29 L’idée que l’union précédait les Etats — ou que le Congrès continental et la Confédération jouissaient de pouvoirs souverains — n’était pas admise par les Etats. En fait, les Résolutions de Kentucky et de Virginie niaient que le nouveau gouvernement fût rien de plus qu’un contrat entre Etats souverains. La même année, 1798, un arrêt de la Cour suprême de Pennsylvanie présentait une vue toute différente de l’histoire de l’époque. Dans l’affaire Respublica v. Cobbett, un citoyen britannique, inculpé pour publications diffamatoires en Pennsylvanie, demanda que le tribunal itinérant soit démis de sa plainte au motif qu’il était étranger58. En refusant d’autoriser ce transfert, le Président de la Cour suprême McKean fit valoir qu’avant « l’adoption de la Constitution, les divers Etats exerçaient une souveraineté absolue et illimitée à l’intérieur de leurs frontières respectives59 ».

30 Non content de défendre une vision concurrente de l’histoire, le juge McKean évoquait aussi les critiques exprimées dans les Résolutions de Kentucky et de Virginie, en déniant à la Cour suprême le rôle d’arbitre ultime du système fédéral. Il soutenait :

Dans un tel cas, la Constitution des Etats-Unis est fédérale ; il s’agit d’une ligue ou traité conclu par les Etats individuels, représentant l’une des parties, et l’ensemble des Etats, qui constituent l’autre partie. Quand deux nations diffèrent sur le sens d’une expression, d’une phrase, ou d’un mot quelconque dans un traité, elles n’ont ni l’une ni l’autre le droit exclusif d’en décider ; elles s’efforcent d’opérer un ajustement par la négociation ; et s’il est impossible d’y parvenir par ce moyen, chacune conserve le droit de s’en tenir à sa propre interprétation, jusqu’à ce qu’une référence soit livrée par la médiation d’autres nations, et un arbitrage, ou par le sort de la guerre. Aucune disposition de la Constitution ne stipule que dans un tel cas les juges de la Cour suprême des Etats-Unis seront aux commandes et trancheront.60

31Se servir du débat historique en cours pour accréditer l’idée que les Etats étaient des nations indépendantes, unies par un contrat, et que par conséquent, une instance fédérale comme la Cour suprême ne pouvait jouer le rôle d’arbitre, voilà un procédé qui allait fournir un moyen dangereux mais efficace de saper la Cour suprême. Parallèlement une jurisprudence émanant des Etats se constitua, fondée sur l’affaire Respublica v. Cobbett. Là encore, en s’appliquant à promouvoir la fédération dans le nouveau régime politique, la Cour suprême des années 1790 servit d’aiguillon aux menées anti-fédéralistes et jeffersoniennes.

Conclusion

32Au seuil du dix-neuvième siècle, la Cour suprême occupait encore une position incertaine. Certes elle avait promu certains aspects cruciaux pour une fédération, comme la citoyenneté fédérale et la souveraineté fédérale, mais elle avait trop attiré l’attention sur elle-même. Les démarches audacieuses des juges ont eu pour effet un antagonisme politique accru, et une politique anti-judiciaire menée par le nouveau Président, Thomas Jefferson. Toutefois, en dépit des efforts de Jefferson pour remettre en vigueur les droits des Etats au détriment du judiciaire, c’est une Cour revitalisée qui entreprit une fois de plus, sous la conduite de John Marshall, de promouvoir la « fédération ».

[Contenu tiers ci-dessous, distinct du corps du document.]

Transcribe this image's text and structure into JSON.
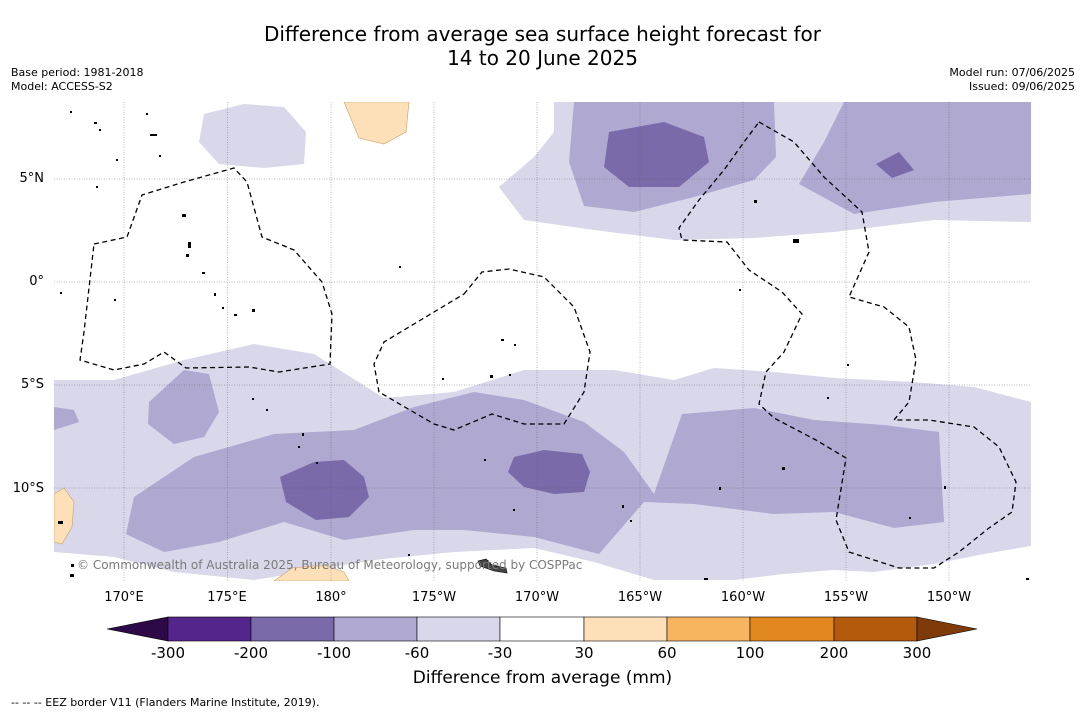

33 Certes la Cour de Marshall allait fournir aux Etats-Unis d’importantes réserves de pouvoir fédéral de par son interprétation du « nécessaire et convenable » et des clauses contractuelles, mais elle ne parviendrait pas pour autant à clarifier la nature de l’union fédérale. Les efforts de Marshall avaient pour contrepoids ceux du juge Spencer Roane, puis de John C. Calhoun — tous deux avocats résolus des droits des Etats et de la théorie du contrat. Vers 1830, Alexis de Tocqueville décrivait les Etats-Unis en des termes rappelant ceux qui avaient cours quarante ans plus tôt :

Evidemment ce n’est plus là un gouvernement fédéral ; c’est un gouvernement national incomplet....61

34La fédération moderne n’avait toujours pas obtenu reconnaissance.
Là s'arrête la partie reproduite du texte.